St. Elizabeth Healthcare is sponsoring #WhyIWalk bibs for walkers to write a short note and wear during the walk, as well as the #WhyIWalk tent where all March for Babies participants can share their connection to the mission and learn educational information on having a healthy baby, plus infant and child CPR learning opportunities.

The March of Dimes supports programs, advocacy and research that will reduce preterm birth, so that more babies will be born healthy and full-term, Holloway said.

While the reason for premature labor and birth is often unknown, there are some things women can do to reduce their potential risk.
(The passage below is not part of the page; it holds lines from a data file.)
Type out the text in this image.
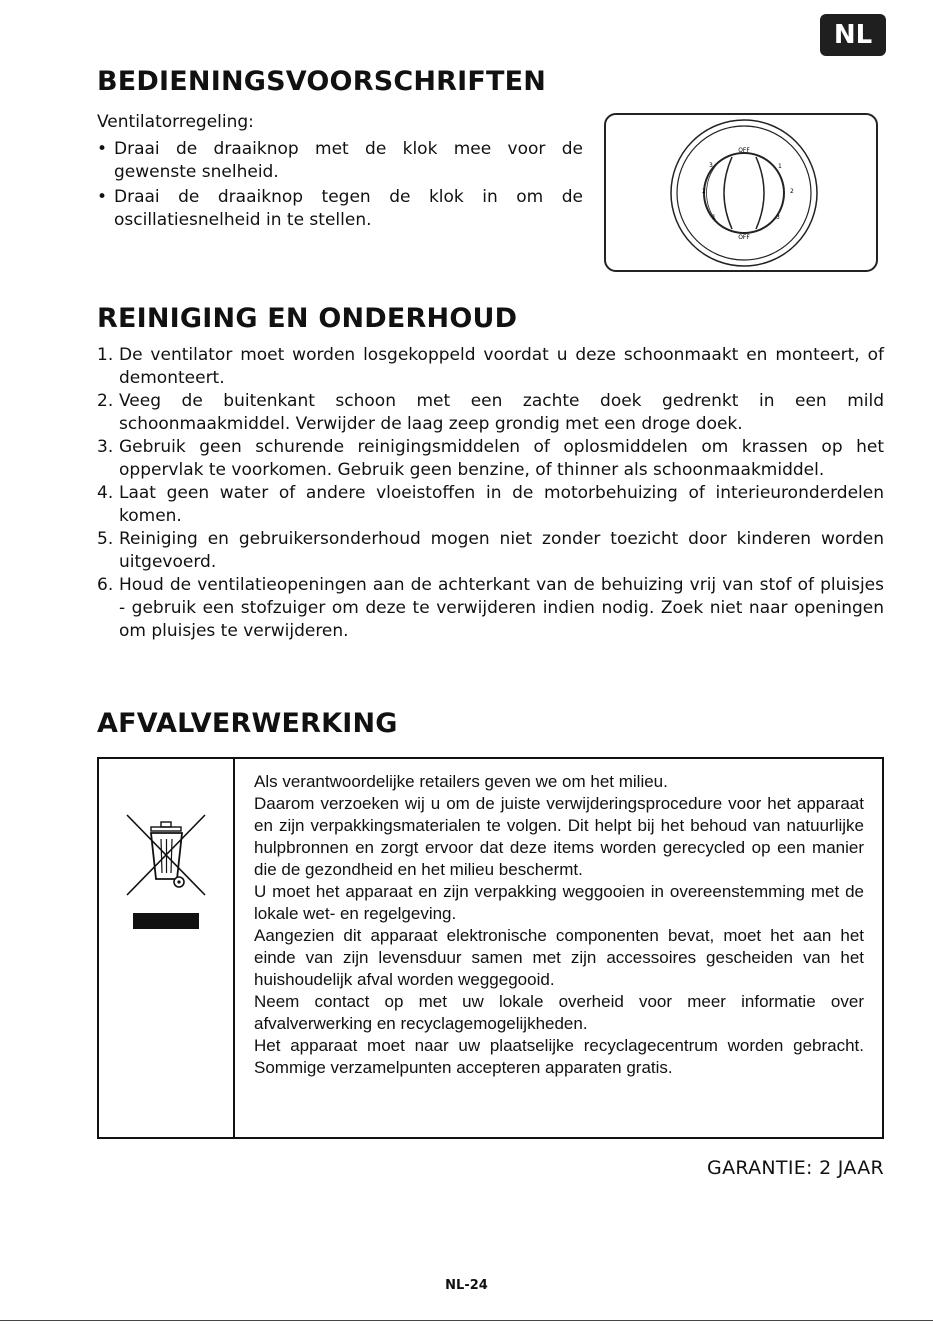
NL
BEDIENINGSVOORSCHRIFTEN
Ventilatorregeling:
• Draai de draaiknop met de klok mee voor de gewenste snelheid.
• Draai de draaiknop tegen de klok in om de oscillatiesnelheid in te stellen.
OFF
OFF
1
2
3
3
2
1
REINIGING EN ONDERHOUD
1. De ventilator moet worden losgekoppeld voordat u deze schoonmaakt en monteert, of demonteert.
2. Veeg de buitenkant schoon met een zachte doek gedrenkt in een mild schoonmaakmiddel. Verwijder de laag zeep grondig met een droge doek.
3. Gebruik geen schurende reinigingsmiddelen of oplosmiddelen om krassen op het oppervlak te voorkomen. Gebruik geen benzine, of thinner als schoonmaakmiddel.
4. Laat geen water of andere vloeistoffen in de motorbehuizing of interieuronderdelen komen.
5. Reiniging en gebruikersonderhoud mogen niet zonder toezicht door kinderen worden uitgevoerd.
6. Houd de ventilatieopeningen aan de achterkant van de behuizing vrij van stof of pluisjes - gebruik een stofzuiger om deze te verwijderen indien nodig. Zoek niet naar openingen om pluisjes te verwijderen.
AFVALVERWERKING

Als verantwoordelijke retailers geven we om het milieu.

Daarom verzoeken wij u om de juiste verwijderingsprocedure voor het apparaat en zijn verpakkingsmaterialen te volgen. Dit helpt bij het behoud van natuurlijke hulpbronnen en zorgt ervoor dat deze items worden gerecycled op een manier die de gezondheid en het milieu beschermt.

U moet het apparaat en zijn verpakking weggooien in overeenstemming met de lokale wet- en regelgeving.

Aangezien dit apparaat elektronische componenten bevat, moet het aan het einde van zijn levensduur samen met zijn accessoires gescheiden van het huishoudelijk afval worden weggegooid.

Neem contact op met uw lokale overheid voor meer informatie over afvalverwerking en recyclagemogelijkheden.

Het apparaat moet naar uw plaatselijke recyclagecentrum worden gebracht. Sommige verzamelpunten accepteren apparaten gratis.

GARANTIE: 2 JAAR
NL-24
The March of Dimes offers these suggestions:

  • Don’t smoke, drink alcohol use street drugs or abuse prescription drugs.Ask your provider about programs in your area that can help you quit.
  • Go to your first prenatal care appointment as soon as you think you’re pregnant.During pregnancy, go to all your prenatal care appointments, even if you’re feeling fine. Prenatal care helps your provider make sure you and your baby are healthy.
  • Talk to your provider about your weight.Ask how much weight you should gain during pregnancy. Try to get to a healthy weight before your next pregnancy.
  • Get treated for chronic health conditions,like high blood pressure, diabetes and thyroid problems.
  • Protect yourself from infections.Wash your hands with soap and water after using the bathroom or blowing your nose. Don’t eat  raw meat or fish. Have safe  sex. Don’t touch  cat poop.
  • Reduce your stress.Exercise  and  eat healthy foods. Ask for help from family and friends. Get help if your partner abuses you. Talk to your boss about how to lower your stress at work.
  • Wait at least 18 months between giving birth and getting pregnant again.See your provider for a preconception checkup before your next pregnancy.